75% of marketers plan to increase PR spend

A new study by the Association of National Advertisers has delved into marketers’ attitudes to PR.

In a survey of 100 client-side marketers, 75% of respondents said they plan to increase overall spending on PR, while 62% said they plan to increase in-house staffing to support the broader PR effort. 

Measurement appears to be the biggest benefit of PR practice, with 89% of respondents feeling that it can demonstrate value by proving business outcomes.

Viewers turn to YouTube to watch Eurovision 

Viewing figures suggest that fans are increasingly turning to online video to watch live events like Eurovision.

Last year, YouTube found that the live stream of the Eurovision Song Contest was watched by nearly two million people, making it the third largest music live stream on the YouTube platform.

The top five countries watching the competition were Germany, Poland, Russia, Spain and the UK. However, YouTube also revealed that countries who don’t have contestants in the competition, like the US, actually watched the most hours of Eurovision content.

44% of self-employed people work from home 

A recent YouGov survey, commissioned by PeoplePerHour, suggests that advacements in technology and an increase in self-employment could lead to more people working from home in future.

While just 7% of the total UK working age population currently work from home, 44% of self-employed people choose to work from a home office.

Meanwhile, YouGov also revealed that nearly one in ten Brits travel up to three hours or more to work each day, amounting to 720 hours or one month’s worth of commuting every year.

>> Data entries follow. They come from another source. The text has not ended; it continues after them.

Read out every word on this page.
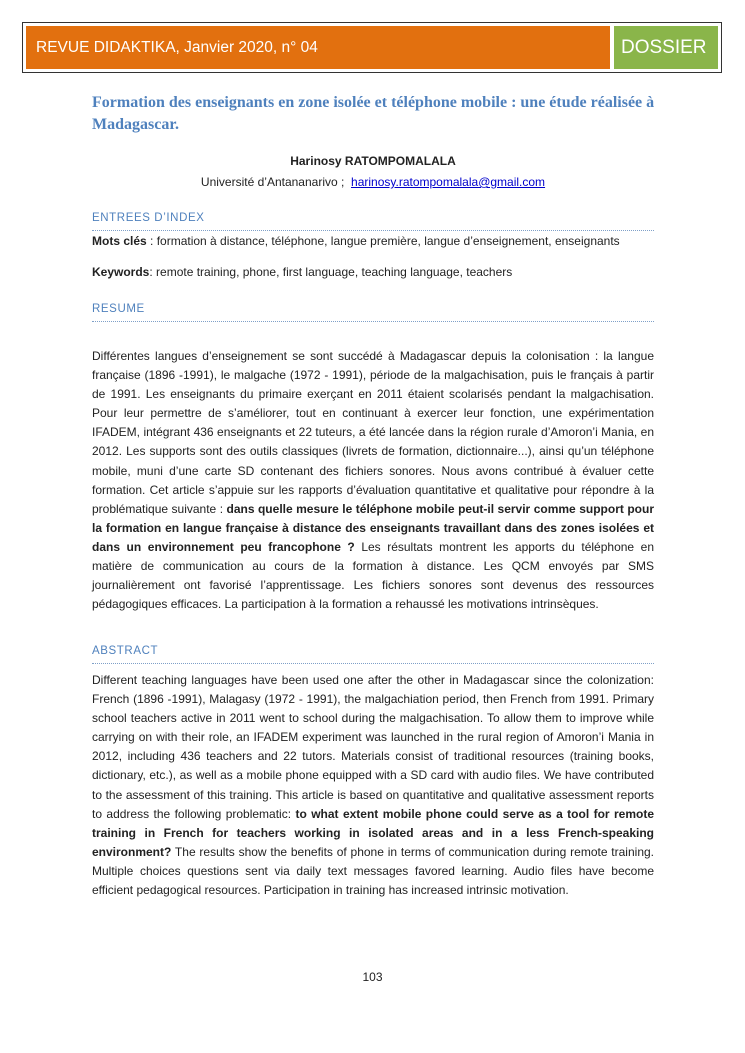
REVUE DIDAKTIKA, Janvier 2020, n° 04	DOSSIER
Formation des enseignants en zone isolée et téléphone mobile : une étude réalisée à Madagascar.
Harinosy RATOMPOMALALA
Université d’Antananarivo ; harinosy.ratompomalala@gmail.com
ENTREES D’INDEX
Mots clés : formation à distance, téléphone, langue première, langue d’enseignement, enseignants
Keywords: remote training, phone, first language, teaching language, teachers
RESUME

Différentes langues d’enseignement se sont succédé à Madagascar depuis la colonisation : la langue française (1896 -1991), le malgache (1972 - 1991), période de la malgachisation, puis le français à partir de 1991. Les enseignants du primaire exerçant en 2011 étaient scolarisés pendant la malgachisation. Pour leur permettre de s’améliorer, tout en continuant à exercer leur fonction, une expérimentation IFADEM, intégrant 436 enseignants et 22 tuteurs, a été lancée dans la région rurale d’Amoron’i Mania, en 2012. Les supports sont des outils classiques (livrets de formation, dictionnaire...), ainsi qu’un téléphone mobile, muni d’une carte SD contenant des fichiers sonores. Nous avons contribué à évaluer cette formation. Cet article s’appuie sur les rapports d’évaluation quantitative et qualitative pour répondre à la problématique suivante : dans quelle mesure le téléphone mobile peut-il servir comme support pour la formation en langue française à distance des enseignants travaillant dans des zones isolées et dans un environnement peu francophone ? Les résultats montrent les apports du téléphone en matière de communication au cours de la formation à distance. Les QCM envoyés par SMS journalièrement ont favorisé l’apprentissage. Les fichiers sonores sont devenus des ressources pédagogiques efficaces. La participation à la formation a rehaussé les motivations intrinsèques.

ABSTRACT

Different teaching languages have been used one after the other in Madagascar since the colonization: French (1896 -1991), Malagasy (1972 - 1991), the malgachiation period, then French from 1991. Primary school teachers active in 2011 went to school during the malgachisation. To allow them to improve while carrying on with their role, an IFADEM experiment was launched in the rural region of Amoron’i Mania in 2012, including 436 teachers and 22 tutors. Materials consist of traditional resources (training books, dictionary, etc.), as well as a mobile phone equipped with a SD card with audio files. We have contributed to the assessment of this training. This article is based on quantitative and qualitative assessment reports to address the following problematic: to what extent mobile phone could serve as a tool for remote training in French for teachers working in isolated areas and in a less French-speaking environment? The results show the benefits of phone in terms of communication during remote training. Multiple choices questions sent via daily text messages favored learning. Audio files have become efficient pedagogical resources. Participation in training has increased intrinsic motivation.

103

UK sales of computers decline nearly 5% YoY

Adobe has revealed that – despite little effect in the first few months following the EU referendum – consumers are now starting to feel a financial impact. 

The April DPI reports a 4.9% year-on-year decline in the sales of computers and televisions in the UK (seen as a measure of consumer confidence), compared with 13.9% year-on-year growth in the US.

Grocery prices are up 1% year-on-year, having been on the rise since September 2016. However, April marks the first decline in prices in six months, with 0.1% deflation month-on-month. Meanwhile, prices for groceries in US were flat during the same period.  

75% of shoppers trust other consumers more than retail staff

A survey by iAdvise has found that three quarters of consumers trust the opinions and knowledge of their peers rather than retail staff when making a purchasing decision. 

54% said they find previous customer product reviews more influential than retailer advice, while 17% said that they would be persuaded to buy something if they were offered assistance by another customer over a member of staff.

The survey also found that 85% of consumers want to be offered a choice of customer service options during their purchasing journey, with 73% of consumers citing live web chat as the most helpful method.